In his New Orleans Journal, appearing in The New Yorker, journalist Dan Baum has written about Miss Joyce, now the widow of Mardi Gras Big Chief Allison “Tootie” Montana. She is pictured with her husband in February 2004 as they worked together on his Mardi Gras suit.  Photo by John McCusker/The Times-Picayune.  

For the first year after Hurricane Katrina, New Orleans was the story every journalist yearned for. God forbid any great American city should befall such a calamity but, once it happened, the aftermath produced some of the more complex and fascinating stories of a career. It had everything: complete and epic destruction; government incompetence from city hall to the statehouse to the White House; the greatest engineering disaster in American history; an internationally acclaimed artistic heritage in peril; the greatest city planning challenge in modern times, and a complex racial overlay (or, as they say in New Orleans, “It ain’t about race, it’s about shade”). And everyone was a quote machine, from the Creole chef to the French Quarter strip-club hawker to the rasping piano professor who told me, “N’awlins has been traumaticalized.”

That was then. Today, nearly two years after the dikes crumbled and Lake Pontchartrain roared into the city, it’s a lot harder to tell that story. It’s harder because we’ve done our job well. Journalists have described why the levees failed and covered every step of the Herculean effort to rebuild them. We’ve chased Mayor C. Ray Nagin for interviews, usually fruitlessly, and tried to understand why the city reelected him. We’ve chronicled the state’s feckless program to repatriate residents who are desperate to come home. We’ve reported on the city’s alarmingly high level of depression, suicide and criminal violence. We’ve tried to document and deconstruct the chaos during the unforgettable week after the storm, such as the hospital patients who were allegedly euthanized in Memorial Medical Center and the police who allegedly gunned down civilians on the Danziger Bridge. We’ve told every story we could uncover in a city that seemed to offer up a poignant and comic drama behind every flood-warped front door.

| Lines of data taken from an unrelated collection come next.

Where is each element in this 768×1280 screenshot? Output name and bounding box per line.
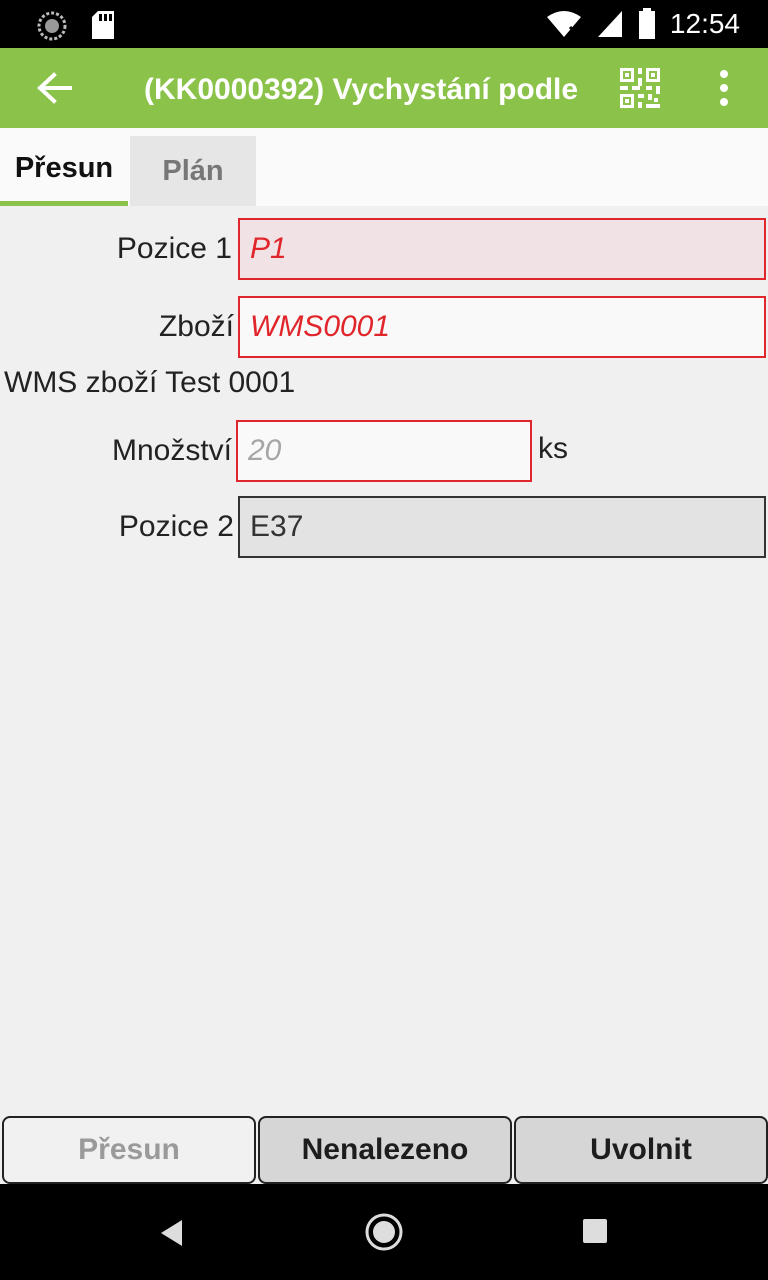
back-arrow-icon[interactable]: [30, 68, 78, 108]
product-description: WMS zboží Test 0001: [4, 366, 296, 399]
pozice2-input[interactable]: E37: [238, 496, 766, 558]
page-title: (KK0000392) Vychystání podle: [144, 73, 579, 106]
sd-card-icon: [92, 11, 114, 39]
clock: 12:54: [669, 8, 740, 39]
status-bar: 12:54: [0, 0, 768, 48]
pozice1-input[interactable]: P1: [238, 218, 766, 280]
uvolnit-button[interactable]: Uvolnit: [514, 1116, 768, 1184]
pozice1-label: Pozice 1: [116, 232, 232, 265]
signal-icon: [597, 11, 622, 37]
nav-recents-icon[interactable]: [582, 1218, 608, 1246]
mnozstvi-unit: ks: [538, 432, 568, 465]
system-nav-bar: [0, 1184, 768, 1280]
more-options-icon[interactable]: [712, 68, 736, 108]
mnozstvi-input[interactable]: 20: [236, 420, 532, 482]
sync-icon: [37, 11, 67, 41]
zbozi-label: Zboží: [158, 310, 234, 343]
presun-button[interactable]: Přesun: [2, 1116, 256, 1184]
pozice2-label: Pozice 2: [118, 510, 234, 543]
nav-home-icon[interactable]: [364, 1212, 404, 1252]
nenalezeno-button[interactable]: Nenalezeno: [258, 1116, 512, 1184]
nav-back-icon[interactable]: [158, 1218, 186, 1248]
qr-code-icon[interactable]: [618, 66, 662, 110]
mnozstvi-label: Množství: [111, 434, 232, 467]
wifi-icon: [546, 11, 581, 37]
tab-presun[interactable]: Přesun: [0, 136, 128, 206]
app-bar: (KK0000392) Vychystání podle: [0, 48, 768, 128]
tab-plan[interactable]: Plán: [130, 136, 256, 206]
tab-bar: Přesun Plán: [0, 128, 768, 206]
battery-icon: [638, 8, 655, 39]
zbozi-input[interactable]: WMS0001: [238, 296, 766, 358]
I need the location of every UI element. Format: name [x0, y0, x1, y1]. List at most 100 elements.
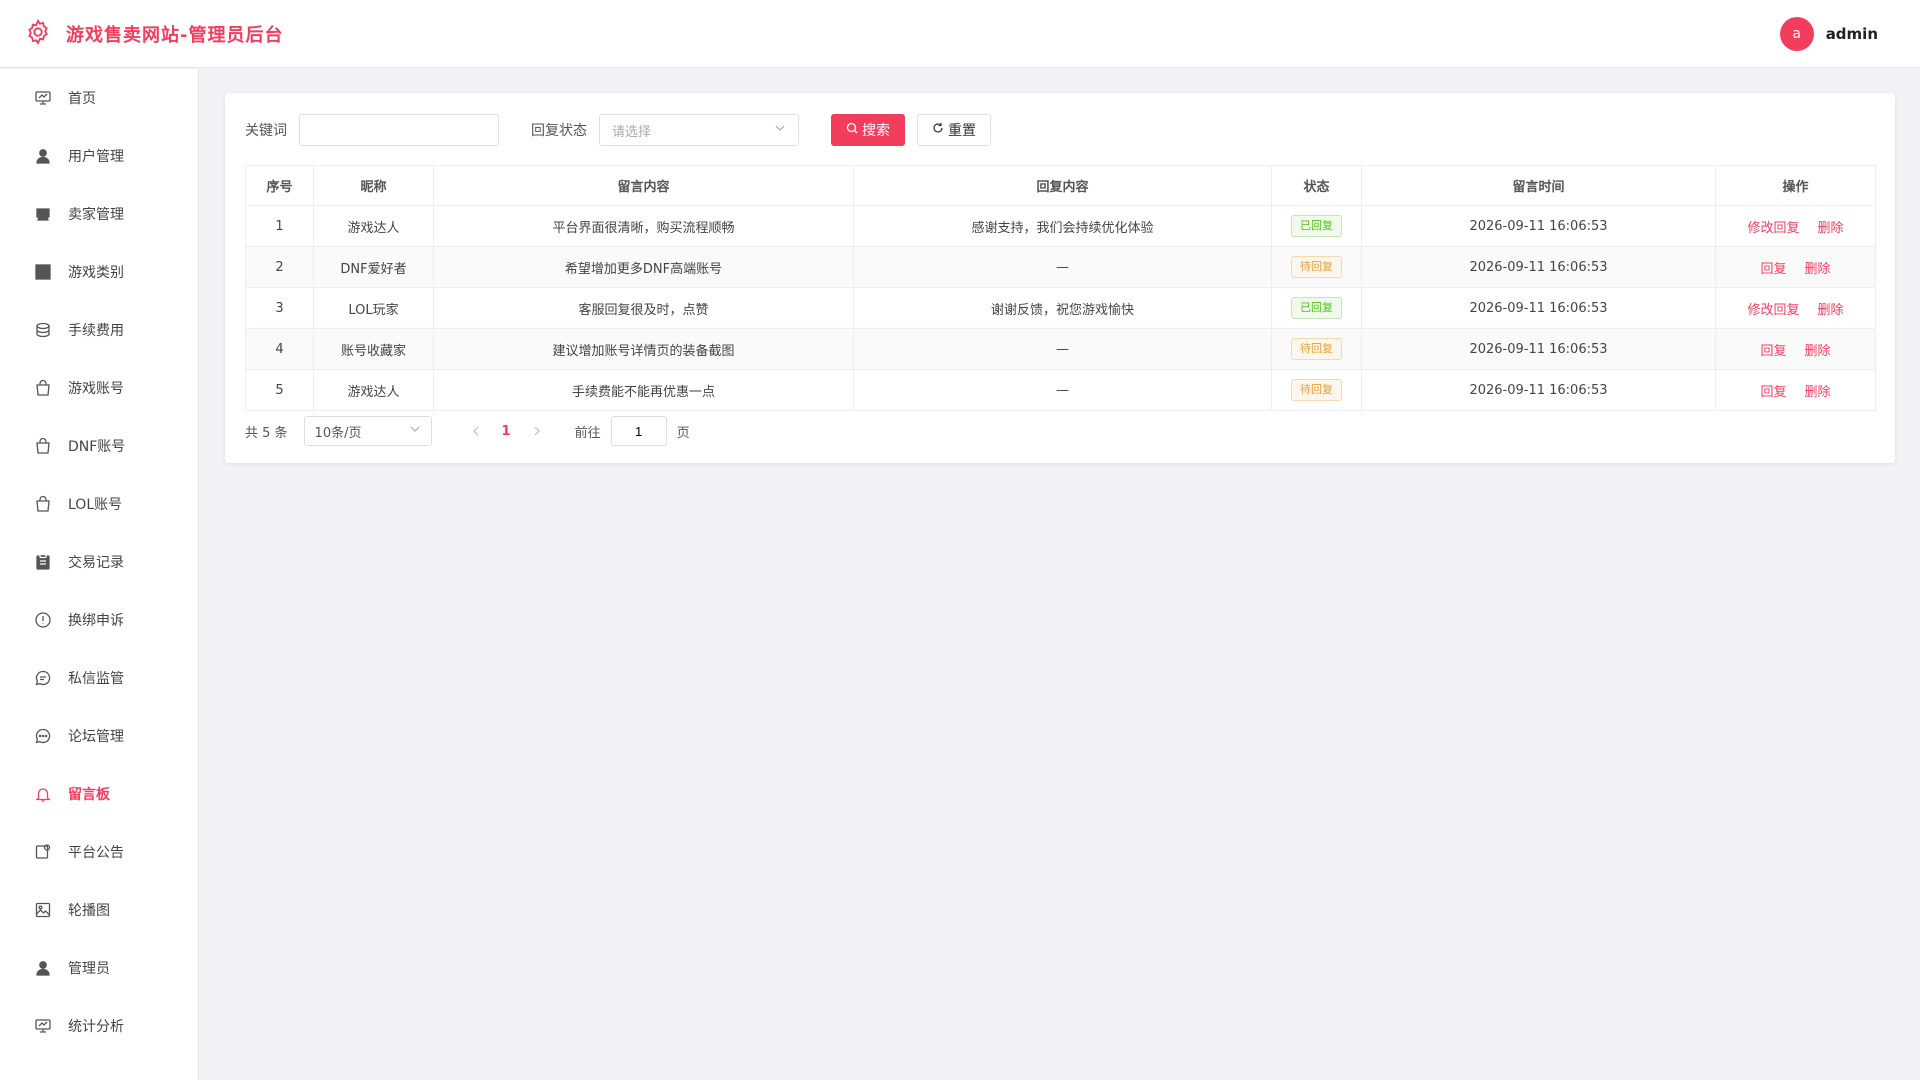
app-title: 游戏售卖网站-管理员后台	[66, 24, 284, 46]
bag-icon	[34, 437, 52, 455]
cell-actions: 回复 删除	[1715, 328, 1876, 370]
bag-icon	[34, 495, 52, 513]
sidebar-item-label: 论坛管理	[68, 729, 124, 745]
cell-id: 4	[245, 328, 314, 370]
sidebar-item-label: 统计分析	[68, 1019, 124, 1035]
chat-icon	[34, 669, 52, 687]
column-header: 操作	[1715, 165, 1876, 206]
clipboard-icon	[34, 553, 52, 571]
cell-reply: —	[853, 328, 1272, 370]
search-bar: 关键词 回复状态 请选择 搜索 重置	[245, 113, 1875, 147]
reply-button[interactable]: 回复	[1760, 385, 1786, 400]
cell-nickname: 游戏达人	[313, 205, 434, 247]
sidebar-item-9[interactable]: 换绑申诉	[0, 591, 198, 649]
delete-button[interactable]: 删除	[1805, 385, 1831, 400]
cell-reply: —	[853, 369, 1272, 411]
sidebar-item-3[interactable]: 游戏类别	[0, 243, 198, 301]
cell-id: 1	[245, 205, 314, 247]
sidebar-item-label: 游戏账号	[68, 381, 124, 397]
keyword-input[interactable]	[299, 114, 499, 146]
sidebar-item-label: 首页	[68, 91, 96, 107]
column-header: 回复内容	[853, 165, 1272, 206]
page-number-current[interactable]: 1	[502, 424, 511, 439]
status-badge: 待回复	[1291, 338, 1342, 360]
sidebar-item-label: 留言板	[68, 787, 110, 803]
sidebar-item-7[interactable]: LOL账号	[0, 475, 198, 533]
column-header: 序号	[245, 165, 314, 206]
cell-status: 待回复	[1271, 369, 1362, 411]
username[interactable]: admin	[1826, 25, 1878, 43]
search-icon	[846, 122, 858, 138]
cell-status: 已回复	[1271, 205, 1362, 247]
column-header: 昵称	[313, 165, 434, 206]
avatar[interactable]: a	[1779, 16, 1814, 51]
user-menu[interactable]: a admin	[1779, 16, 1878, 51]
reply-button[interactable]: 回复	[1760, 262, 1786, 277]
next-page-icon[interactable]	[531, 425, 543, 437]
sidebar-item-4[interactable]: 手续费用	[0, 301, 198, 359]
sidebar-item-14[interactable]: 轮播图	[0, 881, 198, 939]
delete-button[interactable]: 删除	[1818, 303, 1844, 318]
dashboard-icon	[34, 89, 52, 107]
goto-page-input[interactable]	[610, 416, 667, 446]
delete-button[interactable]: 删除	[1805, 262, 1831, 277]
sidebar-item-15[interactable]: 管理员	[0, 939, 198, 997]
sidebar-item-label: 管理员	[68, 961, 110, 977]
sidebar-item-label: 平台公告	[68, 845, 124, 861]
sidebar-item-13[interactable]: 平台公告	[0, 823, 198, 881]
table-row: 2 DNF爱好者 希望增加更多DNF高端账号 — 待回复 2026-09-11 16:06…	[245, 246, 1876, 288]
sidebar-item-label: LOL账号	[68, 497, 123, 513]
warning-icon	[34, 611, 52, 629]
grid-icon	[34, 263, 52, 281]
cell-content: 手续费能不能再优惠一点	[433, 369, 854, 411]
sidebar-item-0[interactable]: 首页	[0, 69, 198, 127]
reply-button[interactable]: 修改回复	[1747, 221, 1799, 236]
chevron-down-icon	[774, 122, 786, 138]
cell-nickname: DNF爱好者	[313, 246, 434, 288]
refresh-icon	[932, 122, 944, 138]
status-select[interactable]: 请选择	[599, 114, 799, 146]
bell-icon	[34, 785, 52, 803]
sidebar-item-8[interactable]: 交易记录	[0, 533, 198, 591]
table-row: 4 账号收藏家 建议增加账号详情页的装备截图 — 待回复 2026-09-11 16:06…	[245, 328, 1876, 370]
sidebar-item-label: 换绑申诉	[68, 613, 124, 629]
pagination: 共 5 条 10条/页 1 前往 页	[245, 415, 1875, 447]
sidebar-item-11[interactable]: 论坛管理	[0, 707, 198, 765]
cell-time: 2026-09-11 16:06:53	[1361, 369, 1716, 411]
admin-icon	[34, 959, 52, 977]
cell-reply: 谢谢反馈，祝您游戏愉快	[853, 287, 1272, 329]
sidebar-item-label: 用户管理	[68, 149, 124, 165]
reply-button[interactable]: 回复	[1760, 344, 1786, 359]
column-header: 留言内容	[433, 165, 854, 206]
sidebar-item-6[interactable]: DNF账号	[0, 417, 198, 475]
message-board-card: 关键词 回复状态 请选择 搜索 重置 序号 昵称 留言内容 回复内容 状态 留言…	[225, 93, 1895, 463]
sidebar-item-label: 游戏类别	[68, 265, 124, 281]
page-size-value: 10条/页	[314, 425, 362, 441]
reply-button[interactable]: 修改回复	[1747, 303, 1799, 318]
page-size-select[interactable]: 10条/页	[303, 416, 432, 446]
gear-icon	[24, 18, 52, 50]
sidebar-item-2[interactable]: 卖家管理	[0, 185, 198, 243]
sidebar-item-10[interactable]: 私信监管	[0, 649, 198, 707]
cell-nickname: 游戏达人	[313, 369, 434, 411]
cell-id: 2	[245, 246, 314, 288]
sidebar-item-5[interactable]: 游戏账号	[0, 359, 198, 417]
delete-button[interactable]: 删除	[1818, 221, 1844, 236]
prev-page-icon[interactable]	[470, 425, 482, 437]
table-row: 5 游戏达人 手续费能不能再优惠一点 — 待回复 2026-09-11 16:06:53 回…	[245, 369, 1876, 411]
sidebar-item-12[interactable]: 留言板	[0, 765, 198, 823]
goto-page: 前往 页	[575, 416, 690, 446]
goto-suffix: 页	[676, 425, 690, 441]
cell-id: 3	[245, 287, 314, 329]
forum-icon	[34, 727, 52, 745]
sidebar-item-1[interactable]: 用户管理	[0, 127, 198, 185]
reset-button[interactable]: 重置	[917, 114, 991, 146]
pagination-total: 共 5 条	[245, 425, 288, 441]
column-header: 状态	[1271, 165, 1362, 206]
search-button[interactable]: 搜索	[831, 114, 905, 146]
sidebar-item-16[interactable]: 统计分析	[0, 997, 198, 1055]
delete-button[interactable]: 删除	[1805, 344, 1831, 359]
seller-icon	[34, 205, 52, 223]
sidebar: 首页用户管理卖家管理游戏类别手续费用游戏账号 DNF账号 LOL账号交易记录换绑申诉…	[0, 69, 199, 1080]
column-header: 留言时间	[1361, 165, 1716, 206]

Nearly two years later readers and viewers and listeners — who suffer from the national affliction of NADD (news attention deficit disorder) — have moved on, telling us that they’ve heard it already. They have Katrina fatigue. This circumstance ups the ante for journalists who believe that the aftermath of Hurricane Katrina in New Orleans and along the rest of the Gulf Coast is important and that the rough draft of history is still in progress.

Anyone who visits New Orleans knows the story is far from over. Much of the city is still a disaster zone, where exuberant tropical growth has overtaken abandoned neighborhoods and returning residents live like frontiersmen in a wilderness. “I’d move back, but nothing’s reopened in my old neighborhood. And I don’t want to drive five miles to Jefferson Parish to fill up my tank or buy an ice cream,” the vice president of a bank in devastated New Orleans East told me on a flight out of the city recently.

How do journalists continue to make this catastrophe interesting and relevant for our audiences? There’s no easy answer. As they say, the low-hanging fruit is gone. We look longer for a new angle, spend more time on the phone, and ask friends of friends of friends what’s new. Fortunately, in a city as eccentric and kaleidoscopic as New Orleans, the fresh stories are still there.

  • The New York Times found a communal organic farm for urban storm evacuees in central Louisiana started by a wealthy Canadian who called it “an African American version of ‘Green Acres.’”
  • Journalist Dan Baum, in his wonderful New Orleans Journal for The New Yorker, introduced us to Big Mike Ricks at Perry Walker High School; Miss Joyce, the widow of longtime Mardi Gras Indian “Tootie” Montana, and took us into Mickie Bee’s, the only bar in the Lower Ninth Ward.
  • NPR stringer Eve Troeh reported on the heartening phenomenon of “volun-tourism,” whereby visiting conventioneers and tourists from across the country add a couple of days to help build houses in the flood zone.

The stories are there. Reporters just have to look for them harder. And though we rarely hear from people anymore who want to thank us for remembering New Orleans, we certainly hear that from locals. They’re grateful they have not been forgotten.

I was struck by something that a local journalist told NPR when we did a story on the plethora of disaster tours that New Orleanians now give to visitors. “Our version of Katrina fatigue is different. It’s the fatigue of struggling to survive, to get back to where we were, to really establish a life again,” said James O’Byrne, features editor of the New Orleans Times-Picayune. He lost his family home in Lakeview to the floodwaters. “So it’s painful for us when we hear people say, ‘We’d really like to forget about this and move on to something else.’ Well the truth is we’d really like to forget and move on to something else. But we can’t. Because this is where we live and this is our home and this is our struggle.”

John Burnett is an Austin-based correspondent for National Public Radio, who has covered Katrina since the night it struck until the present.